An unusual combination of intellectual, administrator, and saint, Giovanni Morone was surely the best pope the Counter-Reformation Church never had. Yet, at the same time, he spent much of his life tainted by suspicions of heresy and shunned by a considerable proportion of his fellow cardinals. In this book Adam Patrick Robinson tries to reconcile this apparent contradiction, charting the progress of Morone's extraordinary career from twenty-something bishop of Modena through his successive roles as leading Catholic reformer; the Inquisition's most prominent victim; the presiding legate at Trent; and, finally, in the twilight of his life, the grayest of graybeards advising Pope Gregory XIII. The work draws extensively on the research and editions of the Italian historians Massimo Firpo and Dario Marcatto but offers an interesting new synthesis that targets the problem of how to reconcile the two images of Morone's life and what it reveals about the state of the Church during this crucial phase in its history.

Robinson's main thesis is that overemphasis on Morone the victim has led to a serious misrepresentation of his impact. Rejecting Firpo and Marcatto's view that Morone was a radical who found himself at odds with his times, he instead makes a case for the essential pragmatism of his approach. Caught [End Page 558] between such intractable problems as the struggle between conciliarism and papalism and the theological and praxeological controversies raised by Martin Luther, Morone, in Robinson's view, tried to steer a middle path. Although he supported granting the chalice to the laity and was willing to discuss the troublesome issue of clerical marriage, he nevertheless expressed consistent mistrust of the papacy's more vocal critics and enemies and—in spite of his travails—maintained a lifelong commitment to established hierarchies of authority. For Robinson, Morone's most interesting accomplishment was thus not his martyr-like suffering at the hands of the Inquisitor popes Paul IV and Pius V, but his willingness and ability to get things done in spite of their hostility.

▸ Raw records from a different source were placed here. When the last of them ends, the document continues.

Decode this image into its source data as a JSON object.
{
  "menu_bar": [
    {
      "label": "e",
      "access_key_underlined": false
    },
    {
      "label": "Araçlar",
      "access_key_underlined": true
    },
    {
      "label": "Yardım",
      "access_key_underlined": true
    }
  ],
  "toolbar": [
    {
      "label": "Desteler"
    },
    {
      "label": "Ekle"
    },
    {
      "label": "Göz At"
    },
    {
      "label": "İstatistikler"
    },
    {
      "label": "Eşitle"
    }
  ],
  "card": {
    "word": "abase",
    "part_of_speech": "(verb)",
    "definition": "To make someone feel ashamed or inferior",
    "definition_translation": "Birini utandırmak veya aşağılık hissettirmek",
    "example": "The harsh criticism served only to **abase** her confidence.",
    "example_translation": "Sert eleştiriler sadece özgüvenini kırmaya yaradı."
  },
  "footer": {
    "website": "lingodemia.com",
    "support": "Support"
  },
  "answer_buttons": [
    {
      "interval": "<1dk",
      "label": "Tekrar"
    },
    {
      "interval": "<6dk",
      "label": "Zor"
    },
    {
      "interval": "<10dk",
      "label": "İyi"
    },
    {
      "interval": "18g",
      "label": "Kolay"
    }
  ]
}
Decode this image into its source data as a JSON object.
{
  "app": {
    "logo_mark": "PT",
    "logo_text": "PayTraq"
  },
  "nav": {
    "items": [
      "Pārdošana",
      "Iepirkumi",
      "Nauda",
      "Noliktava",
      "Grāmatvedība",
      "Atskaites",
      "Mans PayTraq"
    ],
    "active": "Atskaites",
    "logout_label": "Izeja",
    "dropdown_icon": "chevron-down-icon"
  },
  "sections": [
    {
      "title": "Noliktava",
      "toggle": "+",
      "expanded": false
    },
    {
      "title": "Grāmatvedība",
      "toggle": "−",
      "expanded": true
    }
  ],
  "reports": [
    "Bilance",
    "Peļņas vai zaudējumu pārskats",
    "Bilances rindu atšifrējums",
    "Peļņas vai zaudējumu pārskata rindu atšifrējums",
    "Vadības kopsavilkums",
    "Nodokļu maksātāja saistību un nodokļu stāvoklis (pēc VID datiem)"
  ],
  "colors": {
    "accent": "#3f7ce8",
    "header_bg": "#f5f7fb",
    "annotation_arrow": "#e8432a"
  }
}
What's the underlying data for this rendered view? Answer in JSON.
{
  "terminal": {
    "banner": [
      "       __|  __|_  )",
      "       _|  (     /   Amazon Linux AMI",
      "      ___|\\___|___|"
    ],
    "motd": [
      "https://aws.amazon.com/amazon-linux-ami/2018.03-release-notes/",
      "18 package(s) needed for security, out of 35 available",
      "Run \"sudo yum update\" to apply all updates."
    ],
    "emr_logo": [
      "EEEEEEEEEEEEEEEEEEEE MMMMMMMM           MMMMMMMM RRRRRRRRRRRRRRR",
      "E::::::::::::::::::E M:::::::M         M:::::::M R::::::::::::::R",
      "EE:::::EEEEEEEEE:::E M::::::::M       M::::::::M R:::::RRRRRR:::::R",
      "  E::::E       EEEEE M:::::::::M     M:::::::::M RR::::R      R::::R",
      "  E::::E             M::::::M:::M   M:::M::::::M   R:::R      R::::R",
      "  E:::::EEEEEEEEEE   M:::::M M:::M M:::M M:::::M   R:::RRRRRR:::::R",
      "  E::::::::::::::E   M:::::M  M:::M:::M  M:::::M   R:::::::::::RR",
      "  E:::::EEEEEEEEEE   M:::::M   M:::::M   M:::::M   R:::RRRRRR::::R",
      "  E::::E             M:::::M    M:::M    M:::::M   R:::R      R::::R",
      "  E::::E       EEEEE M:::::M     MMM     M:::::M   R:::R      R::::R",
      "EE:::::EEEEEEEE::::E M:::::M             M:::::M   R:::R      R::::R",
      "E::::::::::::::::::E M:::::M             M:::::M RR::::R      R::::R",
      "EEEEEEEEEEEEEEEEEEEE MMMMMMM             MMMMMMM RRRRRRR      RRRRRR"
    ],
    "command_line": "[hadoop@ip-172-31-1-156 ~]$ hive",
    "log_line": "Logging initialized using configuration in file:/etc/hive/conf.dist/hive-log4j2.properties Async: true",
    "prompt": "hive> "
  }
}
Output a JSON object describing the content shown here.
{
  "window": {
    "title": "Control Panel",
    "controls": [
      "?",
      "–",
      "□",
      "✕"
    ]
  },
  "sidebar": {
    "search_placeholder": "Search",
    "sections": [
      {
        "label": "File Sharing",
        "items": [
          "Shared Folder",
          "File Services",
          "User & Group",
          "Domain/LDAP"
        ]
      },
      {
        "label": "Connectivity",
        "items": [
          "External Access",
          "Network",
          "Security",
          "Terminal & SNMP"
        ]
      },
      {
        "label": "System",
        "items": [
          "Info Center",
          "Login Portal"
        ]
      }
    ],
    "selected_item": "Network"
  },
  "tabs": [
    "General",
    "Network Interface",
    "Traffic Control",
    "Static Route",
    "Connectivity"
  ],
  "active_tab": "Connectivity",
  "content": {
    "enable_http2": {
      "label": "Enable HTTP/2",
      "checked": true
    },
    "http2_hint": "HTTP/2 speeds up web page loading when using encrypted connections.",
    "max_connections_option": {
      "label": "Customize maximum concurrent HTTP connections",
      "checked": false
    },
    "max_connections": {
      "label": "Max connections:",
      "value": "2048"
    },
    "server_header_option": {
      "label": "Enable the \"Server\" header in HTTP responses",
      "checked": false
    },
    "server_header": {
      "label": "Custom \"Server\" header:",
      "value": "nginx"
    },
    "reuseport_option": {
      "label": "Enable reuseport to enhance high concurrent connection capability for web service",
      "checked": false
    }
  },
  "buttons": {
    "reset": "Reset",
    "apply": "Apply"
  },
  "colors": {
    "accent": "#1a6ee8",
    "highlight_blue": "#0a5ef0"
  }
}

In so far as it goes, Robinson's thesis about Morone's importance is persuasive. At the very least, his contribution to the Counter-Reformation should be as a foil not to his implacable enemies but to more constructive figures like his lifelong friend Pope Pius IV (whose regime he did so much to support). The understated nature of Robinson's conclusions, however, means that many questions about the broader implications of his argument go unanswered. If Morone and his associates were not the radical figures that Firpo would like them to have been, what does that signify about the nature of Catholic Reform? Throughout the book Robinson teases with passages hinting at the essentially reactionary motivations of all those who implemented the reforms of these years, yet that sits uneasily with his general optimistic view that those reforms were on balance a good thing. A different observer perhaps might have taken a less charitable view of Morone's role in the regulation of religious expression and the restoration of papal autocracy. That, however, would require a very different reading of the Counter-Reformation as a whole than the one Robinson is prepared to present here.